Dosis y vía de administración: Oral. Claritromicina tabletas 500 mg cada 12 ó 24 horas, vía oral, con o sin alimento. La duración usual del tratamiento es de 6 a 14 días, dependiendo del patógeno implicado y de la severidad de la patología; incluso se puede duplicar la dosis. Adultos y niños mayores de 12 años: La dosis promedio recomendada es de 500 mg vía oral cada 12 horas en infecciones más severas. La dosis inicial recomendada en pacientes con infecciones por MAC es de 500 mg cada 12 horas, si no hay respuesta clínica o bacteriológica, cambiar a 1,000 mg cada 12 horas. Basados en los datos actuales, la duración del tratamiento es variable y debe continuarse hasta que se siga viendo mejoría. Se debe usar claritromicina junto con otros agentes antimicrobianos. La dosis para la profilaxis de MAC en adultos es de 500 mg cada 12 horas. Dosificación en insuficiencia renal: Se debe considerar el ajuste de dosis o del intervalo de dosificación en todos los sujetos que cursen con insuficiencia renal. En aquellos con una depuración de creatinina < 30 mL/min, no se debe usar la claritromicina. La dosificación debe reducirse a la mitad y su uso no ha de prolongarse más allá de 14 días. No fragmente ni mastique las tabletas de claritromicina. Régimen de terapia triple para erradicación de H. pylori: Claritromicina 500 mg cada 12 horas, junto con lansoprazol 30 mg cada 12 horas, más amoxicilina 1,000 mg cada 12 horas, durante 10 días. Información adicional: El Helicobacter pylori está asociado intensamente con la enfermedad ulcero-péptica. De 90% al 100% de los pacientes con úlceras duodenales están infectados con ese patógeno.
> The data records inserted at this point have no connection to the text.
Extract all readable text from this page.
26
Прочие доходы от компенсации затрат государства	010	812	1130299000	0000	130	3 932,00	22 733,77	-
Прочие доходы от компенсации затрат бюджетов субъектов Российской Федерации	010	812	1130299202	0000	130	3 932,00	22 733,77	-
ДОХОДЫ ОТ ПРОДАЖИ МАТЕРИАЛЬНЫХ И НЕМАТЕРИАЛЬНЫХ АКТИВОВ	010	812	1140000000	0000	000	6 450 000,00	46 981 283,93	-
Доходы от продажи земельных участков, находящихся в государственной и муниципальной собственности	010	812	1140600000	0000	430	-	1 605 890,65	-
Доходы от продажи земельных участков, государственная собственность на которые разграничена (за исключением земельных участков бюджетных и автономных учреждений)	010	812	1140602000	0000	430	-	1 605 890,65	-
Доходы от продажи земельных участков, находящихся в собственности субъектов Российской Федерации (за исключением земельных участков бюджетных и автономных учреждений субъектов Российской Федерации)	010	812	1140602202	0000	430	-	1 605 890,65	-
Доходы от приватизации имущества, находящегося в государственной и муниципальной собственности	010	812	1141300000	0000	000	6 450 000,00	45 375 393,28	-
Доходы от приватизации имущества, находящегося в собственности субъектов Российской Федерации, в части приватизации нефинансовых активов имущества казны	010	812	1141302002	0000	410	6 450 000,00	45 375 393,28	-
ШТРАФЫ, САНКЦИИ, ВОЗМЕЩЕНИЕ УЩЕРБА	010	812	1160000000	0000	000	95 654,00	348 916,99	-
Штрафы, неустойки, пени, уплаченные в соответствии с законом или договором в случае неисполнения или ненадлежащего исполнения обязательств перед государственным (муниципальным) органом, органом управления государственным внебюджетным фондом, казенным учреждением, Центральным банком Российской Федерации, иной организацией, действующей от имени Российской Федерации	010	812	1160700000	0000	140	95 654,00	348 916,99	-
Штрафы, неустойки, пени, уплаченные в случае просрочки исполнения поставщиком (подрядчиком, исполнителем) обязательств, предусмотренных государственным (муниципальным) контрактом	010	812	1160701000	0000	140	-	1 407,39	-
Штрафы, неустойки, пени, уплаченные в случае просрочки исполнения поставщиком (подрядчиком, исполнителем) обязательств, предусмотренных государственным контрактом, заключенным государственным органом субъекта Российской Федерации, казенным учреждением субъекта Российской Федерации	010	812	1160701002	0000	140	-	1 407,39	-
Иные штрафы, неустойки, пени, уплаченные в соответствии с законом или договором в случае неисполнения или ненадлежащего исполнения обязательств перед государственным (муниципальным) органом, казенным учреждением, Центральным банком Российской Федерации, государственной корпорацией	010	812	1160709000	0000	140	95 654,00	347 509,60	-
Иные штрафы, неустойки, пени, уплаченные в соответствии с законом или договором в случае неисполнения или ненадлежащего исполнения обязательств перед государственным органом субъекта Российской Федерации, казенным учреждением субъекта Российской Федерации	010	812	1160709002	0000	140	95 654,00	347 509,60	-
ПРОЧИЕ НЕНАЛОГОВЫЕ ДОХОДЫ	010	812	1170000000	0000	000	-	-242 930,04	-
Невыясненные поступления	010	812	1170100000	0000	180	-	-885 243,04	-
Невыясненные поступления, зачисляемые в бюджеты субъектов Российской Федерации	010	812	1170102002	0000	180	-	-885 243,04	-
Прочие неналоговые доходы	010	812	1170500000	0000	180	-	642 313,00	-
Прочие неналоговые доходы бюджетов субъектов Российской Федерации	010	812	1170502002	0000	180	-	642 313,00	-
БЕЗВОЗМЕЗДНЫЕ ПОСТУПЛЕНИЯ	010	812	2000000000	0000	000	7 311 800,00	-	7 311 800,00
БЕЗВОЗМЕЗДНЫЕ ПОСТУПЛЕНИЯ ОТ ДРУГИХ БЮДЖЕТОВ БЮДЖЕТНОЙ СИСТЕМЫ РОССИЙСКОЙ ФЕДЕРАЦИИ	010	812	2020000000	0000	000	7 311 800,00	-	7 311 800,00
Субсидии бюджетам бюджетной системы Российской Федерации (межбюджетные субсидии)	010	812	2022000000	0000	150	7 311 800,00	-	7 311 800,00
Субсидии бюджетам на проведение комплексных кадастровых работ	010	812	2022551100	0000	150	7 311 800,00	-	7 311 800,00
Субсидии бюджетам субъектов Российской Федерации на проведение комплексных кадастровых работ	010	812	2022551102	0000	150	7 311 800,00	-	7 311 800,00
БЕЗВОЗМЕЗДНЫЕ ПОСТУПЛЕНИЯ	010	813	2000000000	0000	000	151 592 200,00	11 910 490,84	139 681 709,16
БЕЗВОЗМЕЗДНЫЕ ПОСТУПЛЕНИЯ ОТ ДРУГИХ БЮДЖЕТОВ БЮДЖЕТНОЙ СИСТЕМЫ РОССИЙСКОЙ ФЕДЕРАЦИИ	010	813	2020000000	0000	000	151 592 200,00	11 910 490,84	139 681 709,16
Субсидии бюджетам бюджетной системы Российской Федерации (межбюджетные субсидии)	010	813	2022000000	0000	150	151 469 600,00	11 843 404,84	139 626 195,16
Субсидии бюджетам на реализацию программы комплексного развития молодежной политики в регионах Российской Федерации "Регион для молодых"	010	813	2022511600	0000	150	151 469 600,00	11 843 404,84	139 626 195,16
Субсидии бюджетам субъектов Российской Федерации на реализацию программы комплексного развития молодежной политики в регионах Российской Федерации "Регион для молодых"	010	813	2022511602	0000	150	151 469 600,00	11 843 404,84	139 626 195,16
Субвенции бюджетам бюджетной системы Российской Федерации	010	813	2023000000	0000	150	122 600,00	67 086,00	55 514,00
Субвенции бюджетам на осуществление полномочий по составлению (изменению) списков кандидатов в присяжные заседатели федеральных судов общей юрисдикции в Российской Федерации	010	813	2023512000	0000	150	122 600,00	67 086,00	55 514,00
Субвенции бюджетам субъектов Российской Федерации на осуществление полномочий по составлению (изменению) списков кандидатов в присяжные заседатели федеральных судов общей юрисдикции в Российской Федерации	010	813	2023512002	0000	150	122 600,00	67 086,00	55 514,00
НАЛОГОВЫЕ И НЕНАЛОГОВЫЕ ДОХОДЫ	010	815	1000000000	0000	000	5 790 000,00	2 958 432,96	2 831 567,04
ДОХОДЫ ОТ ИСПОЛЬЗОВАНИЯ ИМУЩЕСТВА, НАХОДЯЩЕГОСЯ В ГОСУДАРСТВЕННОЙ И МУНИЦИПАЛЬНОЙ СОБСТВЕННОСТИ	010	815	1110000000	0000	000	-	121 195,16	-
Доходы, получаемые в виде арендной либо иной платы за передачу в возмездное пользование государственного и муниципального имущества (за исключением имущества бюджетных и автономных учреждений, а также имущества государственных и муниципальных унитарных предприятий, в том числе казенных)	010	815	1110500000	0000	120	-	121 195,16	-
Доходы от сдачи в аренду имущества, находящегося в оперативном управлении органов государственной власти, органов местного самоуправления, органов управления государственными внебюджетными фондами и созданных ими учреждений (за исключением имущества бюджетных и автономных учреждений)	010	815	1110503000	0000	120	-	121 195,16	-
Se ha demostrado que la erradicación del H. pylori reduce la frecuencia de recurrencia de la úlcera duodenal; por tanto, reduce la necesidad de mantener el tratamiento antisecretor. La claritromicina ha sido usada en otros regímenes de tratamiento para la erradicación de H. pylori, entre los que se incluyen: Claritromicina más tinidazol y omeprazol o lansoprazol. Claritromicina más metronidazol y omeprazol o lansoprazol. Claritromicina más tetraciclina, subsalicilato de bismuto y ranitidina. Claritromicina más amoxicilina y lansoprazol.
Manifestaciones y manejo de la sobredosificación o ingesta accidental: Tras la ingestión de cantidades importantes de claritromicina se pueden desencadenar manifestaciones a nivel gastrointestinal. En un paciente que ingirió 8 g de claritromicina hubo alteraciones del estado mental, conducta paranoide, hipocaliemia e hipoxemia. Se deberá intentar la eliminación inmediata del medicamento no absorbido mediante vaciamiento y/o lavado gástrico. También deberán practicarse medidas adecuadas para cada caso y si ocurrieran reacciones alérgicas acompañando a la sobredosificación, será aconsejable la administración de antihistamínicos. No es de esperar una disminución importante de los niveles séricos de claritromicina con hemodiálisis peritoneal.
Presentación(es): Caja con 10, 20 ó 30 tabletas de 500 mg.
Leyendas de protección: Literatura exclusiva para médicos. Su venta requiere receta médica. No se deje al alcance de los niños. No use Vikrol durante el embarazo o lactancia. Consérvese a no más de 30°C Antibiótico. El uso incorrecto de este producto puede causar resistencia bacteriana. Reporte las sospechas de reacción adversa al correo: farmacovigilancia@cofepris.gob.mx
Nombre y domicilio del laboratorio: MAVI FARMACÉUTICA, S.A. DE C.V. Osa Menor No. 197, Col. Prado Churubusco, C.P. 04230, Deleg. Coyoacán, Ciudad de México, México. ®Marca Registrada.
Número de registro del medicamento: 020M2001 SSA IV.